BERLIN, 27 juillet (Le Parisien Matin) – C’est en plein cœur de Berlin, dans le parc du Tiergarten à quelques mètres de la porte de Brandebourg, qu’un véhicule a foncé samedi soir dans la foule réunie aux abords de la Gay Pride.
Le bilan est lourd avec une femme polonaise d’une soixantaine d’années tuée et vingt neuf personnes blessées, dont certaines attaquées à la machette par le conducteur après le choc.
Un assaillant connu et pourtant libre
L’auteur présumé a été identifié comme Abdul Ballout, un citoyen allemand de 21 ans d’origine libanaise né et élevé à Berlin.
Il a été abattu le lendemain par la police dans une cité de jardins ouvriers de Spandau alors qu’il se précipitait sur les agents avec une arme blanche.
Selon le parquet, l’homme avait été condamné en mai pour avoir préparé un acte de violence grave menaçant l’État après avoir tenté de rejoindre le groupe État islamique en Syrie.
Malgré la gravité des faits, il avait été jugé sous le régime du droit pénal des mineurs et laissé en liberté sous contrôle d’un agent de probation pour six mois.
Une faille juridique au cœur de la polémique
Cette libération a provoqué une onde de choc politique. Le ministre de l’Intérieur Alexander Dobrindt a annoncé vouloir mettre fin à cette pratique et a estimé que
« Appliquer le droit pénal des mineurs à des menaces pour la sécurité de l’État est inacceptable ».
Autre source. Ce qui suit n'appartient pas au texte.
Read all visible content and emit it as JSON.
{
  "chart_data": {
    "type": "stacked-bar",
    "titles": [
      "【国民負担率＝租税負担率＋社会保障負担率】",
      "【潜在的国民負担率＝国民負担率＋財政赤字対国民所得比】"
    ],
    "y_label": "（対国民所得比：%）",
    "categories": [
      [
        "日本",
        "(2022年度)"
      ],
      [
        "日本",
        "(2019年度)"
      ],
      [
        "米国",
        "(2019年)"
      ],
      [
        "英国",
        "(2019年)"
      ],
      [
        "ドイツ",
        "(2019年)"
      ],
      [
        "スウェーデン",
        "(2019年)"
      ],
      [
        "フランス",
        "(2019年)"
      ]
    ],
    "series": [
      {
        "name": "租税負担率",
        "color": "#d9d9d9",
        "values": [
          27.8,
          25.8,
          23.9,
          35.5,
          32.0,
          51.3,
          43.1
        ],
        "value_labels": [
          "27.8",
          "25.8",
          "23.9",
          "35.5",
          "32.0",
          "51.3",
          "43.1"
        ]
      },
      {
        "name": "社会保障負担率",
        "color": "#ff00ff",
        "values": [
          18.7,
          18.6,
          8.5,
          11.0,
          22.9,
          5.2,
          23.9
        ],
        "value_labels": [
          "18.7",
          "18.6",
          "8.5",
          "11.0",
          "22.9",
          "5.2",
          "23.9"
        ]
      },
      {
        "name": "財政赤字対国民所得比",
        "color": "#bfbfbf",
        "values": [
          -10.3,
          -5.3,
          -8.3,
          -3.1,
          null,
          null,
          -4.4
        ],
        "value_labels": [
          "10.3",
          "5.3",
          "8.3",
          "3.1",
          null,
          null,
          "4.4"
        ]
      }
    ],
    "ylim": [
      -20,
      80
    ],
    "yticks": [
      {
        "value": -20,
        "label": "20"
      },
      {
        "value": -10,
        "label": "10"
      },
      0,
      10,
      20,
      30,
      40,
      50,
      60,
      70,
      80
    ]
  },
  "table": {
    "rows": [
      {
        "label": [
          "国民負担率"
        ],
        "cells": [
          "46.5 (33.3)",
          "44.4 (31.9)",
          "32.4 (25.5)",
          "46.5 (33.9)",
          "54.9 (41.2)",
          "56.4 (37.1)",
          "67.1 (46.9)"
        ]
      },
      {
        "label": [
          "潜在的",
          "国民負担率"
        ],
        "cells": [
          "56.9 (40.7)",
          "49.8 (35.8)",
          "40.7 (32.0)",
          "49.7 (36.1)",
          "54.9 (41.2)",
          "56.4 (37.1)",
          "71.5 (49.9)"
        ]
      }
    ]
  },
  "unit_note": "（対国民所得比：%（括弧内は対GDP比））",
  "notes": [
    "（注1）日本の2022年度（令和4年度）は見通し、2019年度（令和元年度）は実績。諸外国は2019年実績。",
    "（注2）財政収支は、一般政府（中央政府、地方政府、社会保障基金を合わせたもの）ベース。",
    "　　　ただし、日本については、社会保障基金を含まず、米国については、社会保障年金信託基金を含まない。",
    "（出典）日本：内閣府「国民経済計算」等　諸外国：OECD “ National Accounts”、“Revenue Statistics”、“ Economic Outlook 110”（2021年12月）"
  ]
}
Pour le gouvernement, il n’est plus tenable que de jeunes adultes de 18 à 20 ans condamnés pour terrorisme échappent à la prison ferme grâce à un statut juvénile.
Le plan de riposte du gouvernement Merz
Sous pression au moment d’un remaniement délicat, le chancelier Friedrich Merz a demandé une refonte complète du dispositif.
Le plan prévoit la généralisation du bracelet électronique pour les individus dangereux, la création de nouvelles possibilités de détention préventive et le transfert de la surveillance des condamnés radicalisés des Länder vers l’échelon fédéral afin d’unifier le suivi.
Merz a également relancé l’idée de déchoir de leur nationalité les binationaux considérés comme menaces, tout en reconnaissant que cette mesure ne s’applique pas à un Allemand disposant d’une seule nationalité comme Ballout.
Il a insisté sur la nécessité de doter enfin les services de sécurité des moyens techniques pour localiser en temps réel les personnes fichées.
Une menace qui évolue et une société sous tension
Le renseignement intérieur alerte dans son rapport annuel sur une menace islamiste qui progresse avec 28 645 personnes identifiées dont plus de 9 000 jugées potentiellement violentes.
Le rapport note un recul de l’idéologie jihadiste classique au profit d’une fascination pour la violence brute et souligne une convergence inquiétante des hostilités anti LGBTQ au sein des mouvances islamiste et d’extrême droite.
À Berlin, la maire Kai Wegner a promis de protéger les valeurs d’ouverture et de diversité tandis que la CSD Association et le Conseil central des musulmans ont condamné l’attaque et appelé à l’unité face aux tentatives de division.